The new model seems to tiptoe on Michelin Primacy tires (with 18-inch alloy wheels) and the four-wheel independent suspension — as in a passenger car — uses new, rear amplitude reactive dampers. These specialized shock absorbers have a ride zone and a handling zone, which forgive and absorb bumps or harden and sharpen when pushing through a backcountry corner. The ride around town is remarkably cushioned, but the performance setting is still somewhat soft.
Size-wise, the RDX has about the same footprint as before but a longer wheelbase (1.4 inches), a wider track between the wheels (1.2 inches) and a lower center of gravity. It also is a little lighter (26 pounds) and more fuel efficient with a bigger engine.
The surprising upgrade is the 273-horsepower, 3.5-liter V-6, which beats the turbo fourcylinder for fuel economy: 20 mpg city, 28 highway on premium. That's up by 1 mpg city and 4 mpg highway. AWD models are rated 19/27 mpg, an improvement of 2 mpg city and 5 mpg highway. Key to the improvements is variable cylinder management, which seamlessly switches between three, four or six cylinders depending on need. Overall cruising range is up despite the 16-gallon tank that is two gallons smaller than last year.

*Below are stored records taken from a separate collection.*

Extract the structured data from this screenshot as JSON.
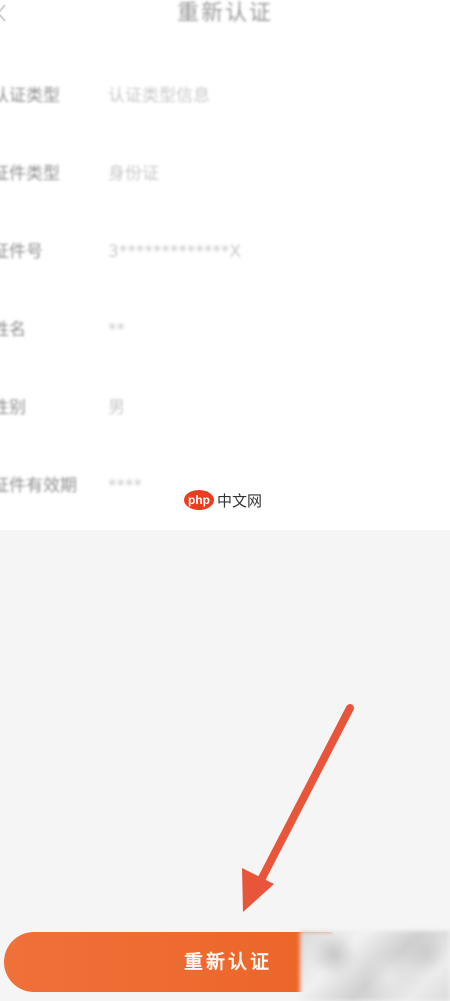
{
  "header": {
    "title": "重新认证",
    "back_icon": "chevron-left-icon"
  },
  "info": {
    "rows": [
      {
        "label": "认证类型",
        "value": "认证类型信息"
      },
      {
        "label": "证件类型",
        "value": "身份证"
      },
      {
        "label": "证件号",
        "value": "3*************X"
      },
      {
        "label": "姓名",
        "value": "**"
      },
      {
        "label": "性别",
        "value": "男"
      },
      {
        "label": "证件有效期",
        "value": "****"
      }
    ]
  },
  "watermark": {
    "logo_text": "php",
    "text": "中文网",
    "logo_color": "#e93d1f"
  },
  "annotation": {
    "arrow_color": "#e8553a"
  },
  "action": {
    "reauth_label": "重新认证",
    "button_color": "#ee6a30"
  }
}
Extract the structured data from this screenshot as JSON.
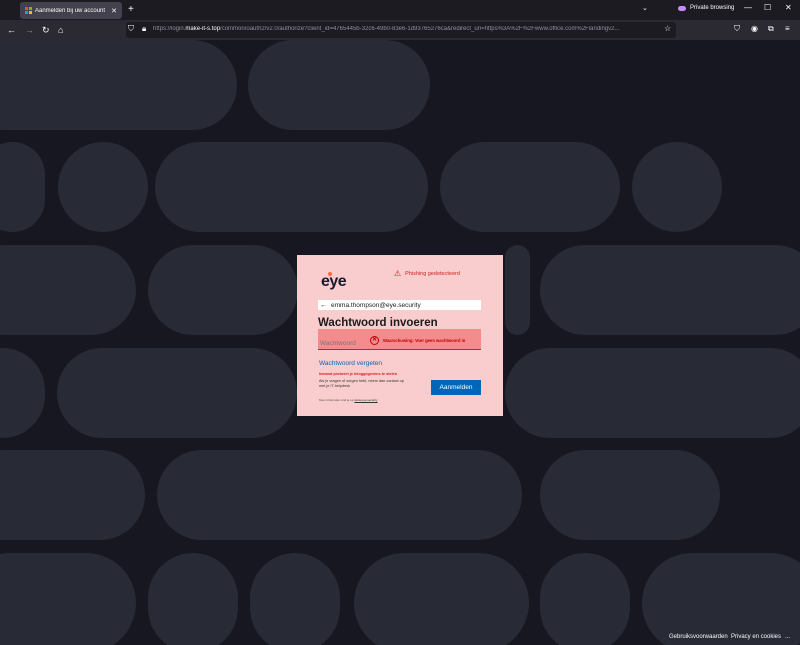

The horsepower is fluid and easily delivered with a new sixspeed Sportshift automatic transmission. And along with more power came bigger front brakes, now 12.3-inch vented discs, which are up by a halfinch. The rear brakes are the same size at 12-inch solid discs. Sold in two trim levels in front- or all-wheel drive, starting prices are $35,215 and $38,915, including the $895 freight charge from East Liberty, Ohio; AWD adds $1,400. Today's test car, the top-line RDX AWD with technology package, was $40,315.
The tech package includes a power tailgate, xenon highintensity- discharge headlights, fog lights and voice-recognition navigation system and multiview rear camera.
The navigation system is easy to set a destination and also integrates real-time traffic and weather with rerouting.
Standard equipment includes a power moonroof, remote locking, perforated leather upholstery, 10-way power driver's seat, four-way front passenger seat, eight-speaker (360-watt) audio system, rearview camera, Bluetooth phone connection and various media inputs.
Interior design is appealing and tasteful with quality materials, weaves and neat fitment of panels. There are larger door openings and incremental improvements to hip, leg and shoulder room. Headroom is crimped somewhat (38.7 inches) by the standard moonroof.
The once busy instrument panel has been simplified and toned down for better eye-hand coordination. Sightlines are good and made even better with the rearview camera, which has large screen and sharp image with guidance lines.
The second row has a flat floor for more comfortable three-across seating. Cargo space is wide and accessible, expanded by a folding seatback. The RDX shares a foundation with the Honda CR-V, but there is enough Acura luxury and styling separation to make them very different vehicles. The redesign is an accommodating update that offers a refined definition of luxury, but it doesn't set any benchmarks.